18 mai 2009
Said Sadi au colloque international sur les oppositions dans le monde
Le président du RCD a été invité au colloque international sur les oppositions et les dissidences dans le monde organisé par les Verts européens à Paris le 17 mai 2009.
Venus de Chine, d’Europe centrale, de Palestine ou d’Afrique du nord, les intervenants ont tous salué l’initiative des verts européens qui ont inscrit le thème des dissidences des démocrates face aux régimes totalitaires avant la tenue des élections européennes.

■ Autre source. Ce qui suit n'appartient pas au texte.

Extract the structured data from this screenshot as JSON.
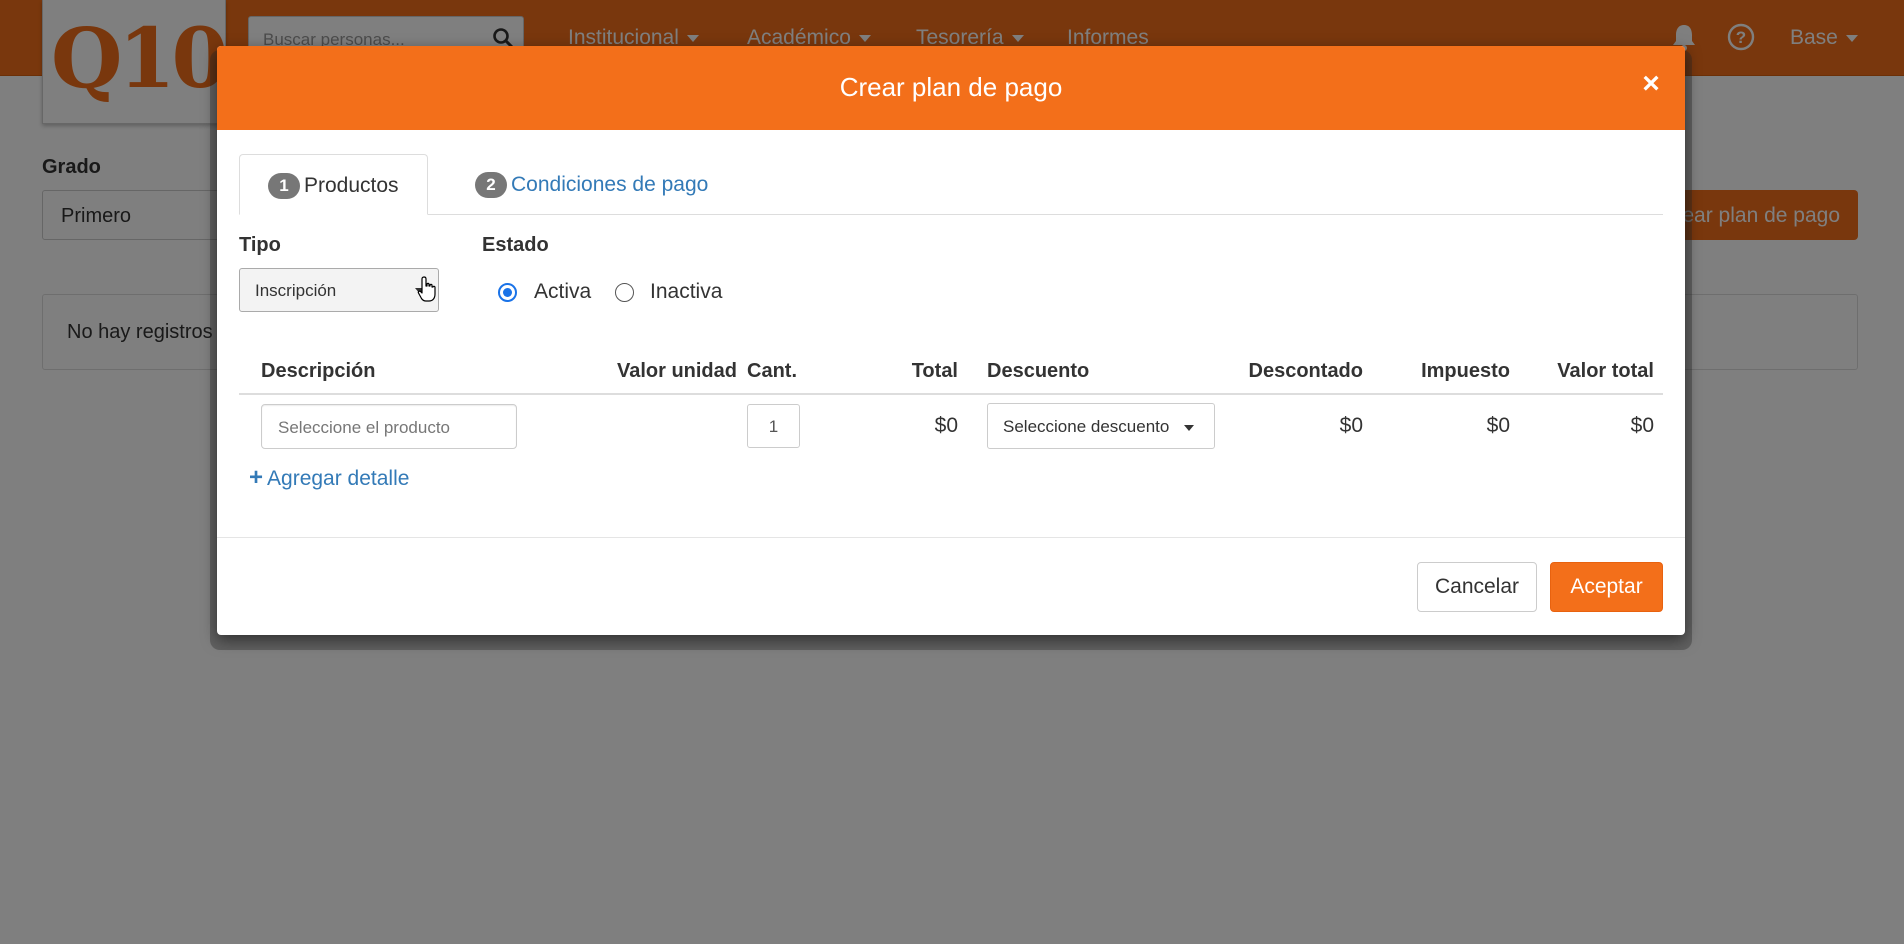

Dans son intervention S. Sadi s’est employé à resituer le combat des démocrates qui ont eu à affronter l’arbitraire du pouvoir, la violence intégriste et l’incompréhension des opinions occidentales au cours des années 90. A noter une évolution importante de la part d’un courant politique qui avait longtemps considéré l’avènement du courant islamiste comme la seule alternative crédible au régime en place. « Avec le recul, on peut comprendre la complexité de cette période historique. Nous avions du refuser la fatalité islamiste en connaissant la délicatesse d’une situation qui pouvait confondre notre position avec celle d’un régime militaire qui nous avait emprisonnés et torturés. »
Avant d’ajouter : « C’est grâce à notre combat, tant décrié ici et ailleurs, que l’Algérie n’a pas été évacuée de l’Histoire. »
Revenant sur la situation actuelle, le président du RCD avertira : « La violation de la constitution, la privatisation de l’Etat et le score stalinien enregistré le 9 avril ne font qu’aggraver une dérive qui passe de statut de crise politique à celui d’une impasse historique. Je crains que les Européens n’aient pas pris la mesure de cette impasse si l’on s’en tient aux premières réactions recueillies après la mascarade qui vient d’humilier notre peuple. »
Poursuivant son développement le président du RCD soulignera : « On aurait tort de ne voir que les implications intérieures dans le marasme algérien. De désastre national qui a perverti un des plus grands combats menés contre la colonisation et pour la modernité, l’Algérie est entrain de devenir une source de déstabilisation régionale.
La régression actuelle installe le pays dans une spirale de violence qui affecte notamment la jeunesse qui fuit l’enfer en se jetant à la mer. Les cadres s’exilent et l’administration ploie sur les pressions claniques et tribales qui déstructurent Etat et société. Cette situation ne peut pas et ne doit pas durer. »
Abordant les mesures qu’appelle la conjoncture, Saïd Sadi mettant tout un chacun devant ses responsabilités déclarera :
« Nous nous battrons encore et toujours en Algérie. Mais la communauté internationale a une lourde responsabilité dans cette problématique. En fermant les yeux, ou pire, en se rendant complice de fraudes électorales dévastatrices, les Européens risquent de précipiter une fin de règne délétère vers un chaos aux conséquences dépassant largement les limites algériennes.
La fatalité qui a enfermé notre destin entre la terreur intégriste et l’autoritarisme du système FLN est en train d’être dépassée. Nous avons besoin de voir la volonté du peuple respectée. La question algérienne n’est pas si compliquée que cela. Des coups d’Etat, auxquels d’ailleurs a régulièrement pris part Bouteflika, ont privé le citoyen de choisir librement ses représentants ; cette absence de légitimité a mené à une prédation sans nom ; prédation qui a produit la crise actuelle. Tant que les fraudes électorales continueront de sévir, l’instabilité pèsera sur l’espace péri saharien et la Méditerranée occidentale.
Les Européens doivent d’ors et déjà se préparer à accompagner l’exigence d’une surveillance internationale des prochaines élections. C’était notre démarche dès le début de l’année 2008. Le pouvoir algérien a refusé la présence d’observateurs en nombre et en qualité. Il ne pourra pas assumer d’autres manœuvres comme celles qui ont caractérisé la dernière élection si la pression internationale relaie les luttes de terrain.
Cette forme de solidarité est nécessaire pour la stabilité et la légitimité de la représentation nationale en Algérie. Cette stabilité, répétons le, conditionne le développement de la Méditerranéeoccidentale et de l’Afrique du nord. » Conclura Saïd Sadi sous un tonnerre d’applaudissements.